A relação de Portinari com a natureza é destacada em suas obras, que apresentam características tropicalistas. O pesquisador acredita que o artista sempre teve uma paixão pela natureza brasileira, pelos brasileiros e pelos animais. Um exemplo é a pintura “Flora e Fauna Brasileiras” (1934). A partir dos anos 1930, o artista começou a abordar temas sociais em suas pinturas, retratando famílias de retirantes e a exploração.
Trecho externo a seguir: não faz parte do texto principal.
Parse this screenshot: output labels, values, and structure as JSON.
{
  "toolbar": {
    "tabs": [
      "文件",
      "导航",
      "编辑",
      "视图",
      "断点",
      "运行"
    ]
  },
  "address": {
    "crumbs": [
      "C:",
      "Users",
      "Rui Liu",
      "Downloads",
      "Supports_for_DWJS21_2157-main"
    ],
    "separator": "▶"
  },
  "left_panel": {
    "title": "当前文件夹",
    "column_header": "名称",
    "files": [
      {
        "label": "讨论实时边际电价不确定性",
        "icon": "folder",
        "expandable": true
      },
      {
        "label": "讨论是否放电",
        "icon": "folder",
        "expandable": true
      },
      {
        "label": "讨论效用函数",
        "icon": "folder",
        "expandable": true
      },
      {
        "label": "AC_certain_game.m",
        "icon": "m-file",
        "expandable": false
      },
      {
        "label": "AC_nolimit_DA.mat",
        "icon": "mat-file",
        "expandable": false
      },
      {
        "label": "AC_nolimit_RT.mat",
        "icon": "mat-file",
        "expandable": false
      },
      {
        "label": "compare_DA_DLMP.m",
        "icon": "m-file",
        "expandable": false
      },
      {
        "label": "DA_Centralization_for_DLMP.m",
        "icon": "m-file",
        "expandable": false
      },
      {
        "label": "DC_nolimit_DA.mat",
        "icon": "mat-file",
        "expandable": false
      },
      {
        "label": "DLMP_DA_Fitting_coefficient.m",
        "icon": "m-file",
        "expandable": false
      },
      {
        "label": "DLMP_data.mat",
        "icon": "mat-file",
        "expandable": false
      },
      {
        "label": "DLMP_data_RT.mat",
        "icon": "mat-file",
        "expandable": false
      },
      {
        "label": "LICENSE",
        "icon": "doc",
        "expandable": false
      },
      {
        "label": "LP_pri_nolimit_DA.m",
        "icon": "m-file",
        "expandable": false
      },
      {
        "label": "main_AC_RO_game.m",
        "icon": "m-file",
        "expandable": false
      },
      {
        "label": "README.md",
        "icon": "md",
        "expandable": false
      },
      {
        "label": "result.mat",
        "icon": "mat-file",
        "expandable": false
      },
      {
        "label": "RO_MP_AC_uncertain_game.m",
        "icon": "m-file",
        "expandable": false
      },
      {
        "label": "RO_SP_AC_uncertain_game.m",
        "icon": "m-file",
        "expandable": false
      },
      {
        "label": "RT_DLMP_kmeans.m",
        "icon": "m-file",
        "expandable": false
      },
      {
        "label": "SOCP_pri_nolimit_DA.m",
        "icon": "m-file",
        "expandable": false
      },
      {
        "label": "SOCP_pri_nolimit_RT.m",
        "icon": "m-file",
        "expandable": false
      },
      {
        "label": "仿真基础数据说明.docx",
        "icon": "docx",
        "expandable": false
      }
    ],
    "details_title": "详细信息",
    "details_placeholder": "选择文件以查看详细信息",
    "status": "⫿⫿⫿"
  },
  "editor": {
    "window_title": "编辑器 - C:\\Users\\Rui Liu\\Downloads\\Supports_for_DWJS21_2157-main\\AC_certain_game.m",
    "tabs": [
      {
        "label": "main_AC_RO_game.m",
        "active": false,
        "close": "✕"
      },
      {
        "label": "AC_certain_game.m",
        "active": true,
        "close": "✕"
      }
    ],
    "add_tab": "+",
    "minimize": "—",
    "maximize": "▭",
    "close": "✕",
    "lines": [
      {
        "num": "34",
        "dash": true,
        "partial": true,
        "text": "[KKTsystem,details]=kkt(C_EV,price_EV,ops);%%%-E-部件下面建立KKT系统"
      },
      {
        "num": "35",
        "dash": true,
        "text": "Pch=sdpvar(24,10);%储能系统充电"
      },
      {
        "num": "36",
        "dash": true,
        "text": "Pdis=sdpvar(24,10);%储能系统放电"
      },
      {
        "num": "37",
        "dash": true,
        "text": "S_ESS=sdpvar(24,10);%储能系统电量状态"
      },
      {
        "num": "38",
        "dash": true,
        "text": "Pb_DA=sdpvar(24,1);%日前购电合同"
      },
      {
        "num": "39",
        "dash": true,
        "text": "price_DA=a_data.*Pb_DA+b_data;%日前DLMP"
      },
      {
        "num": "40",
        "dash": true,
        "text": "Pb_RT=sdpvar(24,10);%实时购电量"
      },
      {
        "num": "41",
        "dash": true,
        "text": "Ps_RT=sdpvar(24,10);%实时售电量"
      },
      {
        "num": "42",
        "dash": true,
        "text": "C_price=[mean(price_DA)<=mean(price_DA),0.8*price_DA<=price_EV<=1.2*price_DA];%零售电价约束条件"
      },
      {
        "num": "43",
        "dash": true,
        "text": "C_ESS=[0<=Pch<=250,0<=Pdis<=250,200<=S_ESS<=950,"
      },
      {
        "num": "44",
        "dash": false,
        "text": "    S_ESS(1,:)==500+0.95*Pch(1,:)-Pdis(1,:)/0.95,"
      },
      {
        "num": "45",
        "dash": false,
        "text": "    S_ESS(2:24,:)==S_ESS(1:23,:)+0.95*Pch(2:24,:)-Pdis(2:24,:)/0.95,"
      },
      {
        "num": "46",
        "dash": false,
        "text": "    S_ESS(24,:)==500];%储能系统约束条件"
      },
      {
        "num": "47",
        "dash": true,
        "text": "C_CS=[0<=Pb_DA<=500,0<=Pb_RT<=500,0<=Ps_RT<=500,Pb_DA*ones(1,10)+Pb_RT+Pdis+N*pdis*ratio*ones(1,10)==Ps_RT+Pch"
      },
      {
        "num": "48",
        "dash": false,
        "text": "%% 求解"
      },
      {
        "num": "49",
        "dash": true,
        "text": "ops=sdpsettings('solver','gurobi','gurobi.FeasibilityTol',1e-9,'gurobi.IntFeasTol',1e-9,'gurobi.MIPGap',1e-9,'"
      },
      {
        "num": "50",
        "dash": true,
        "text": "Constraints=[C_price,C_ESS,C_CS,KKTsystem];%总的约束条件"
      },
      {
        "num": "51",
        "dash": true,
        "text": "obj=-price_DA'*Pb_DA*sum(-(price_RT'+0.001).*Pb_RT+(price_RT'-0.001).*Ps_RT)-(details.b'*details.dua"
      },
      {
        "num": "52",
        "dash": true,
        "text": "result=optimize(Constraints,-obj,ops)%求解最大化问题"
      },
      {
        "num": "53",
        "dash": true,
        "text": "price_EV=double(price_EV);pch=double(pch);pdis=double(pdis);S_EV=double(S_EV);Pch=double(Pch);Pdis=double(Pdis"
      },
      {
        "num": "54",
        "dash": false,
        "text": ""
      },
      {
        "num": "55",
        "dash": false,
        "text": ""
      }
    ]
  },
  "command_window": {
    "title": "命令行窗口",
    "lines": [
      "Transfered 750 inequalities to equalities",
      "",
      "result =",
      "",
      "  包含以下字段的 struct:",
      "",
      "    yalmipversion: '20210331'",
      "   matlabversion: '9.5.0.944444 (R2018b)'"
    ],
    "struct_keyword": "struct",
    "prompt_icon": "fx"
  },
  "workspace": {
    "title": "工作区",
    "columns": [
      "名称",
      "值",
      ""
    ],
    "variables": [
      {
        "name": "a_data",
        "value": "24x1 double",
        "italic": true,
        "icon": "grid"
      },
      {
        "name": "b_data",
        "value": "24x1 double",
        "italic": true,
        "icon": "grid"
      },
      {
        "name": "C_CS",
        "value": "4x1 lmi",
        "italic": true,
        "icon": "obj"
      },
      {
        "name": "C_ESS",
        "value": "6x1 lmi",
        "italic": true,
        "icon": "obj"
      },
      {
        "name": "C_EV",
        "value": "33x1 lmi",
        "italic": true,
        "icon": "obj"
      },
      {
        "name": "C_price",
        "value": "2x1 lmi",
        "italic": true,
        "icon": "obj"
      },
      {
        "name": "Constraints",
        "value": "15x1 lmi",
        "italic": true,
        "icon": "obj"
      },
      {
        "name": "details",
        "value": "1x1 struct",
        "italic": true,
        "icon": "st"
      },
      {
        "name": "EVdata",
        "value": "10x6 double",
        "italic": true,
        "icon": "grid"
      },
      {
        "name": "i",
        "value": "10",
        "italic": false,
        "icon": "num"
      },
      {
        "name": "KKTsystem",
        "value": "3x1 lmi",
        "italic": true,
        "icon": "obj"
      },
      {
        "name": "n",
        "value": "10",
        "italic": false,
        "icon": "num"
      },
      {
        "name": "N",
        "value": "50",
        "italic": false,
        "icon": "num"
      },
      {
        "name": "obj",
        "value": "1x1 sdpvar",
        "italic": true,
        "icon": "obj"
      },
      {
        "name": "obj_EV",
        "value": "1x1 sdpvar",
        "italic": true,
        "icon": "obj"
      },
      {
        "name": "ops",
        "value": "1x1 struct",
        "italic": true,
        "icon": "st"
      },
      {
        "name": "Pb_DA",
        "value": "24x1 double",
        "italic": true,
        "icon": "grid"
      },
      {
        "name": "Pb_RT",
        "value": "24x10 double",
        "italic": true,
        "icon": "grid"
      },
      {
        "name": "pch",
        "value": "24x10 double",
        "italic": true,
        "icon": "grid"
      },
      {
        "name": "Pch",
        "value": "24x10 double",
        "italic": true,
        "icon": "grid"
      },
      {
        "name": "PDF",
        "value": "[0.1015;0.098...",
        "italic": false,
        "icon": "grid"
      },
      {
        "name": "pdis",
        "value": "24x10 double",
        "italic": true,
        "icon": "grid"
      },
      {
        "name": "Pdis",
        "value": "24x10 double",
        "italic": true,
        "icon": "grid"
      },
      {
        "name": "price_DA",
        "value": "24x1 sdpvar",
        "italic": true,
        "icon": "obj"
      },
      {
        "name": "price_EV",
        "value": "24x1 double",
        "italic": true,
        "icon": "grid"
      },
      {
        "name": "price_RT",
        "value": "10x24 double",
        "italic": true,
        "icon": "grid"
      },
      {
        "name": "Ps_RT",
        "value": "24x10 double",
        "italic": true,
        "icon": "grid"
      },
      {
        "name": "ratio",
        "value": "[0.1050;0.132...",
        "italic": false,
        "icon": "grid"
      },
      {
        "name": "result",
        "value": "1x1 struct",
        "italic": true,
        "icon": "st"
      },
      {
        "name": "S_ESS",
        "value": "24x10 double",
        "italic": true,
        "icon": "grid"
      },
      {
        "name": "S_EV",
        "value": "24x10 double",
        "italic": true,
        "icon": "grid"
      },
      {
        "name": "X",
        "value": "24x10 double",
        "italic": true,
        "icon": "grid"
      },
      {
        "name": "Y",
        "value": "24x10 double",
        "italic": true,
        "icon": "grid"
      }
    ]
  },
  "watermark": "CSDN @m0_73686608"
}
A exposição apresenta também esboços e painéis com estudos de suas obras clássicas.
Os anos 1940 foram muito produtivos para Portinari, tanto em suas denúncias sobre a Segunda Guerra Mundial, chamando a atenção para o nazismo em obras como “Gráfica” (1942), quanto em seus trabalhos sobre o meio ambiente ameaçado, como em “Balé Iara”. Segundo o filho-pesquisador, para absorver tudo o que a exposição tem a oferecer, é necessário mais do que uma visita. Os espaços interativos na mostra permitem uma imersão nos sentidos, como o espaço Portinari Imenso, onde é possível vivenciar suas pinturas através de projeções e trilha sonora original.
Além da exposição, está prevista uma celebração especial para os painéis gigantes “Guerra” e “Paz”, que estão na sede da ONU. Essas obras serão levadas temporariamente para o Museu Nacional da China no próximo ano, em comemoração aos 50 anos das relações diplomáticas entre Brasil e China.
O professor João Candido Portinari, responsável pelo Projeto Portinari, se dedica à missão de garantir espaço para a genialidade do pai por todo o mundo. Ele conta que quando era criança, não entendia por que seu pai passava tanto tempo pintando. Somente mais tarde ele compreendeu a imensidão do homem-artista. Hoje, seu maior objetivo é mostrar às crianças quem foi Portinari. O projeto disponibiliza milhares de imagens e documentos para ajudar a explicar a vida e a obra do artista, com o intuito de democratizar o acesso ao seu legado. O professor procura entender o artista, enquanto o filho vibra a cada encontro com seu pai através de suas pinturas.